May 15, 2008 12:00
Thursday, May 15, 2008
12 pm
I was so tired of being lame and sitting in my chair in the house, so I gathered up the essentials: binoculars, bug suit, clippers, quart of homemade soup, willow and birch basket, camera, bug repellent, journal and pen.
I put it all in the basket. I made that basket with a very tall handle so I can carry things with it without having to bend down to pick it up all the time. I put all that on the little golf bag cart I found at the reuse center at the dump the other day.
I wheeled it all along, stopping to add a hide to the mix, and down the hill and along the highway to my woven walled tipi.
It was wonderful to be outside again. I put my bug suit on and lay in the hammock for a few minutes. I decided the hides should be on the outside of the walls to provide me with a bit of shade, so I stood on my chair down there and got them through the tipi poles onto the outside of the alder weavers. It was perfect.

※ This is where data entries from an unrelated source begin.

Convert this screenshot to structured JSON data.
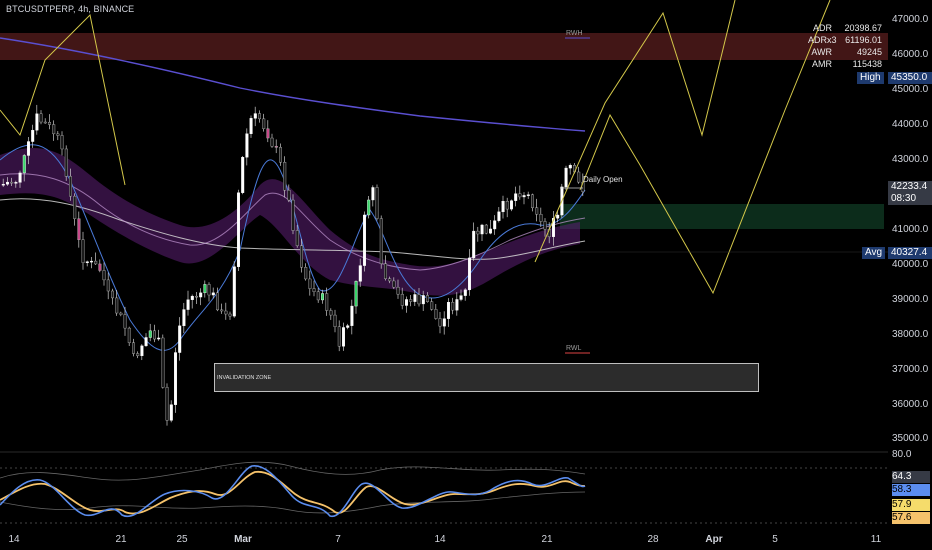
{
  "header": {
    "symbol_title": "BTCUSDTPERP, 4h, BINANCE"
  },
  "stats": [
    {
      "key": "ADR",
      "value": "20398.67"
    },
    {
      "key": "ADRx3",
      "value": "61196.01"
    },
    {
      "key": "AWR",
      "value": "49245"
    },
    {
      "key": "AMR",
      "value": "115438"
    }
  ],
  "price_axis": {
    "ticks": [
      "47000.0",
      "46000.0",
      "45000.0",
      "44000.0",
      "43000.0",
      "41000.0",
      "40000.0",
      "39000.0",
      "38000.0",
      "37000.0",
      "36000.0",
      "35000.0"
    ],
    "high_label": "High",
    "high_value": "45350.0",
    "last_price": "42233.4",
    "countdown": "08:30",
    "avg_label": "Avg",
    "avg_value": "40327.4"
  },
  "oscillator_axis": {
    "top_tick": "80.0",
    "values": [
      "64.3",
      "58.3",
      "57.9",
      "57.6"
    ]
  },
  "time_axis": {
    "labels": [
      "14",
      "21",
      "25",
      "Mar",
      "7",
      "14",
      "21",
      "28",
      "Apr",
      "5",
      "11"
    ]
  },
  "annotations": {
    "invalidation_zone": "INVALIDATION ZONE",
    "rwh": "RWH",
    "rwl": "RWL",
    "daily_open": "Daily Open"
  },
  "colors": {
    "background": "#000000",
    "up_candle": "#ffffff",
    "down_candle": "#1c1c1c",
    "zigzag": "#d4c84a",
    "resistance_zone": "#5a1e1e",
    "support_zone": "#0f3320",
    "envelope": "#6a2a8a",
    "ma200": "#5a4fd0",
    "stoch_k": "#5b8def",
    "stoch_d": "#f5c26b",
    "high_tag": "#1e3a6e",
    "last_tag": "#363a45",
    "osc_tag_blue": "#5b8def",
    "osc_tag_yellow": "#f5dc6b",
    "osc_tag_orange": "#f5c26b"
  }
}
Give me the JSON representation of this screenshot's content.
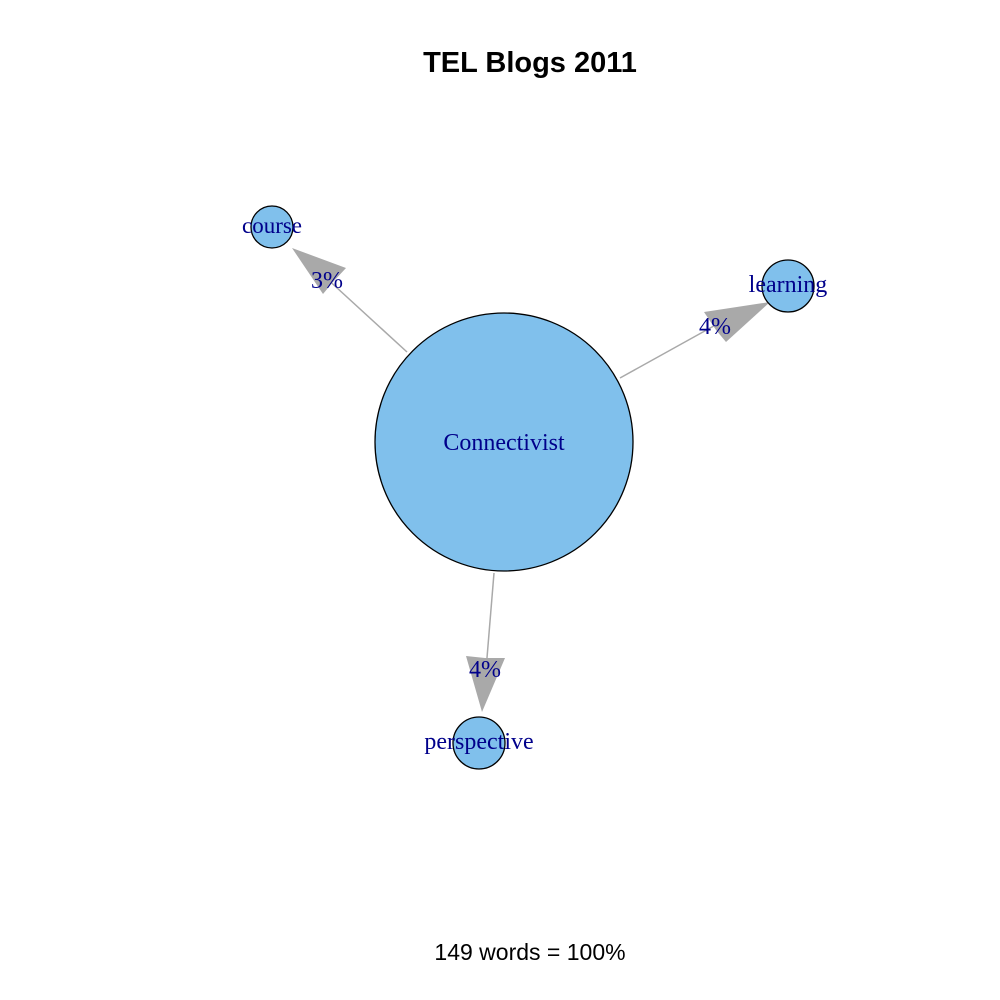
{
  "title": "TEL Blogs 2011",
  "caption": "149 words = 100%",
  "colors": {
    "node_fill": "#80c0ec",
    "node_stroke": "#000000",
    "label_color": "#00008b",
    "edge_color": "#a9a9a9"
  },
  "nodes": [
    {
      "id": "center",
      "label": "Connectivist"
    },
    {
      "id": "course",
      "label": "course"
    },
    {
      "id": "learning",
      "label": "learning"
    },
    {
      "id": "perspective",
      "label": "perspective"
    }
  ],
  "edges": [
    {
      "from": "center",
      "to": "course",
      "label": "3%"
    },
    {
      "from": "center",
      "to": "learning",
      "label": "4%"
    },
    {
      "from": "center",
      "to": "perspective",
      "label": "4%"
    }
  ]
}
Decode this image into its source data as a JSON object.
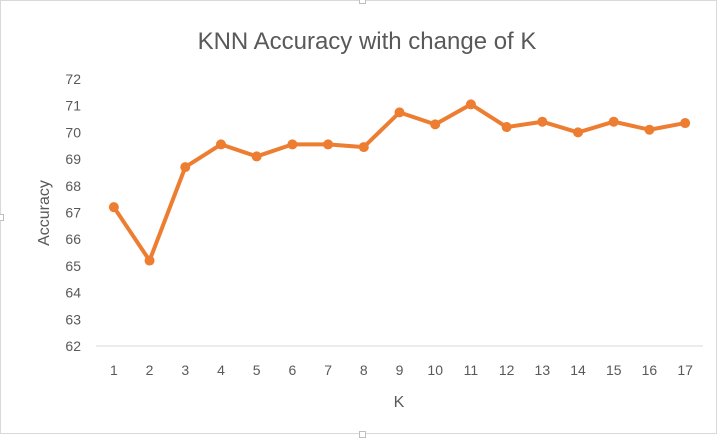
{
  "chart_data": {
    "type": "line",
    "title": "KNN Accuracy with change of K",
    "xlabel": "K",
    "ylabel": "Accuracy",
    "categories": [
      "1",
      "2",
      "3",
      "4",
      "5",
      "6",
      "7",
      "8",
      "9",
      "10",
      "11",
      "12",
      "13",
      "14",
      "15",
      "16",
      "17"
    ],
    "series": [
      {
        "values": [
          67.2,
          65.2,
          68.7,
          69.55,
          69.1,
          69.55,
          69.55,
          69.45,
          70.75,
          70.3,
          71.05,
          70.2,
          70.4,
          70.0,
          70.4,
          70.1,
          70.35
        ]
      }
    ],
    "ylim": [
      62,
      72
    ],
    "yticks": [
      62,
      63,
      64,
      65,
      66,
      67,
      68,
      69,
      70,
      71,
      72
    ],
    "grid": false,
    "line_color": "#ed7d31",
    "legend": "none"
  }
}
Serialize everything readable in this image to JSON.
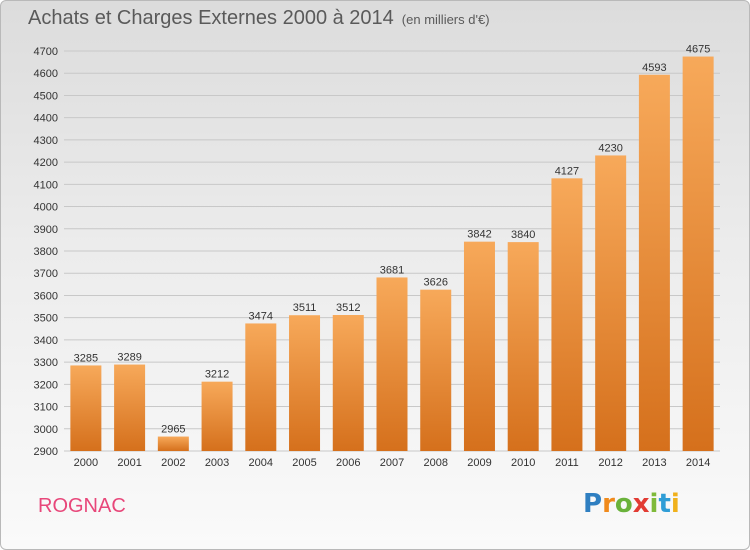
{
  "header": {
    "title": "Achats et Charges Externes 2000 à 2014",
    "subtitle": "(en milliers d'€)"
  },
  "footer": {
    "place": "ROGNAC",
    "brand_letters": [
      "P",
      "r",
      "o",
      "x",
      "i",
      "t",
      "i"
    ]
  },
  "colors": {
    "bar_light": "#f7a95a",
    "bar_dark": "#d5701c",
    "grid": "#c8c8c8",
    "axis_text": "#333333",
    "place": "#e8477a"
  },
  "chart_data": {
    "type": "bar",
    "title": "Achats et Charges Externes 2000 à 2014",
    "subtitle": "(en milliers d'€)",
    "categories": [
      "2000",
      "2001",
      "2002",
      "2003",
      "2004",
      "2005",
      "2006",
      "2007",
      "2008",
      "2009",
      "2010",
      "2011",
      "2012",
      "2013",
      "2014"
    ],
    "values": [
      3285,
      3289,
      2965,
      3212,
      3474,
      3511,
      3512,
      3681,
      3626,
      3842,
      3840,
      4127,
      4230,
      4593,
      4675
    ],
    "ylim": [
      2900,
      4700
    ],
    "yticks": [
      2900,
      3000,
      3100,
      3200,
      3300,
      3400,
      3500,
      3600,
      3700,
      3800,
      3900,
      4000,
      4100,
      4200,
      4300,
      4400,
      4500,
      4600,
      4700
    ],
    "grid": true,
    "data_labels": true
  }
}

After a moment’s rest, I took my clippers and headed out to a willow patch and clipped it all down to the ground. I wanted to make a labyrinth of willow, so I figured if I put willow pieces into the wet ground every few feet in all directions, leaving rows and aisles, I could later connect them to become the circles that the labyrinth will eventually need.
I worked out there for a long time, walking along and pushing a foot long piece into the ground beneath the layers of dried sedge leaves from last year.
When I had finished that, I rested in the hammock again, then put them into the ground all the way around the tipi, one at the base of each pole and two between poles.
The marsh marigolds look like they are doing wonderfully! They haven’t gone back at all since I transplanted them from the marsh the other day!
I can’t say how many willow stakes I pushed into the ground of the marsh, but the area is about 30’ X 30’.
I'm hoping that they will all root and I’ll be able to cut willow for baskets at the end of the fall!